There was a time I wrote for the joy of it. Maybe you can relate? Now, I’m learning to find that joy again—slowly, awkwardly, but honestly, amongst the many other creative endeavours.
Intensity, Emotion, and Divine Rebellion
My art either says something—or celebrates something. Sometimes both. I think joy is easy to share, but the deeper, heavier emotions? Those are harder. I’ve created a series that leans into that intensity, rather than running from it.
maze head
The right side of chaos
abstract face
Life is simply a masquerade while we empty our mind in order to play (for neurodiverse hyper focus 25 auction and exhibition )
We all wear masks metaphorically speaking
the world is ending so I made myself this fish hat
we were told to mask
I own my own intensity
I own my intensity.
Divine rebellion.
this new shipwreck portrait idea for a painting
And whatever comes next.
Because being human is messy, layered, complex and full of contradictions. I like to throw it all into my work—storms, fire, water, longing. Longing to belong. Longing for love. For peace. For more.
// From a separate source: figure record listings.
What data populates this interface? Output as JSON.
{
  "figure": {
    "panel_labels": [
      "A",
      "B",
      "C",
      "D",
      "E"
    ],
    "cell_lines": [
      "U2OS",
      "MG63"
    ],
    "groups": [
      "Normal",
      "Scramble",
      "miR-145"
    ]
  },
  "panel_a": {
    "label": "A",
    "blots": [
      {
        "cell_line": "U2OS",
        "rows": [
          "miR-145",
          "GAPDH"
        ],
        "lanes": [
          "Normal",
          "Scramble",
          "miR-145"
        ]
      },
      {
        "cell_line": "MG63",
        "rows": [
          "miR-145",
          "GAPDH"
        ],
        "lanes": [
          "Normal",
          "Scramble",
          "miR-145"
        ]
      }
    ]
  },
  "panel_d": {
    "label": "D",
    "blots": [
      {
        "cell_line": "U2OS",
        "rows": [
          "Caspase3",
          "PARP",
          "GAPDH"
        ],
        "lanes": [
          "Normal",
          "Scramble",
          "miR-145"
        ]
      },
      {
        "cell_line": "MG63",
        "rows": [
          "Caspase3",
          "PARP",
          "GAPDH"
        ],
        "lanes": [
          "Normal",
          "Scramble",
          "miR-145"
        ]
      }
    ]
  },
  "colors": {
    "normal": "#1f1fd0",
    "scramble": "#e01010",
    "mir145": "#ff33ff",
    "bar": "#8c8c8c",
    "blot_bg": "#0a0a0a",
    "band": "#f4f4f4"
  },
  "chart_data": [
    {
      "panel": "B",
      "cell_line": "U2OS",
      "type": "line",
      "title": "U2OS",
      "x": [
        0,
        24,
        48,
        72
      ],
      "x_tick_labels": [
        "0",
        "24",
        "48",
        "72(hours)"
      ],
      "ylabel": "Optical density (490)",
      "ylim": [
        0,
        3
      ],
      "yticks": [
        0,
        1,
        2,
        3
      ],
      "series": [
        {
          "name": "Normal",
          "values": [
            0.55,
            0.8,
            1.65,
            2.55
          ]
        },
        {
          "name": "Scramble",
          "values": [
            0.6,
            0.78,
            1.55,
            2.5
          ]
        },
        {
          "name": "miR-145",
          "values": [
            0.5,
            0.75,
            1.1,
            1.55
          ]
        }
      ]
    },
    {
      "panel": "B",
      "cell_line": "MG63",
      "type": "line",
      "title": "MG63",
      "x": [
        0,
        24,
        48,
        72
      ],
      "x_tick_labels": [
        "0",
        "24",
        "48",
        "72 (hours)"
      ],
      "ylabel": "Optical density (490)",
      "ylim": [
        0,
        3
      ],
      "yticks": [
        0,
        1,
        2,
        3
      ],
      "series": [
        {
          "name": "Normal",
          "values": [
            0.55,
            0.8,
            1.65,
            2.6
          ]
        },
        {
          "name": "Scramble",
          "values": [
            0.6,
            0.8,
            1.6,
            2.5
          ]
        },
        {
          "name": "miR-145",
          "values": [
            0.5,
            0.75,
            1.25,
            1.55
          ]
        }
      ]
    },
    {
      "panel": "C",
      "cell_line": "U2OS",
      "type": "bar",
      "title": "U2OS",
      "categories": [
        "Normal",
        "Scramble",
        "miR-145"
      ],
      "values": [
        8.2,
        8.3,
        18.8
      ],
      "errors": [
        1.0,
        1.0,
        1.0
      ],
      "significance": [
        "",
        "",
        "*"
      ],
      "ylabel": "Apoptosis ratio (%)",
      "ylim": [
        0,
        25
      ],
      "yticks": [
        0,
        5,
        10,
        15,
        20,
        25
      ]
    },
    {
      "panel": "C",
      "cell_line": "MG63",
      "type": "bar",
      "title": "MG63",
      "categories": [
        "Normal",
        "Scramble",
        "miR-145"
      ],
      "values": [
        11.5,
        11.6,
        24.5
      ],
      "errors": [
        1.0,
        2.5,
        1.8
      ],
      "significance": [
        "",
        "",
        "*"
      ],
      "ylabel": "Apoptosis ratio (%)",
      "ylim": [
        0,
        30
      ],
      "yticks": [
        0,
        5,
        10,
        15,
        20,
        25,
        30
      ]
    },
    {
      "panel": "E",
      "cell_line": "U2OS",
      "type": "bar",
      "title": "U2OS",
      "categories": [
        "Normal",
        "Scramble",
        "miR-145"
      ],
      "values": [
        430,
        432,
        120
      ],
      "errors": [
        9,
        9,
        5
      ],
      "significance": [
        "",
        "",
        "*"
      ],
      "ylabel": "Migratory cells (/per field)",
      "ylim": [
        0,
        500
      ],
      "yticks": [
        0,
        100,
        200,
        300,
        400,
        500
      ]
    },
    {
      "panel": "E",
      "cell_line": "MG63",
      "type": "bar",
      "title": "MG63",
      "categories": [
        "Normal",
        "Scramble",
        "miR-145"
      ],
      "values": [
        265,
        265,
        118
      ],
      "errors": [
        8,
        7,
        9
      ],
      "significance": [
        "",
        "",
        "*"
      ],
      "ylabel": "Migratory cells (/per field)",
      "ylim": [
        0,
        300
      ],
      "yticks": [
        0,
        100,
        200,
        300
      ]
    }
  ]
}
There is then also a celebration of life with the other side of my art, as seen through my lens—the classic tradition of painting from observation, whether from photos or on location. While the subjects themselves may not be original, what makes the work unique is that it’s been filtered through me. I do however love to dive fully into this strange kind of alchemy, combining several ordinary elements I love—each simple on its own, but together, powerful.
I don’t have all the answers (or even all the questions). But maybe you’ll find something in my paintings that helps you explore your own inner world too.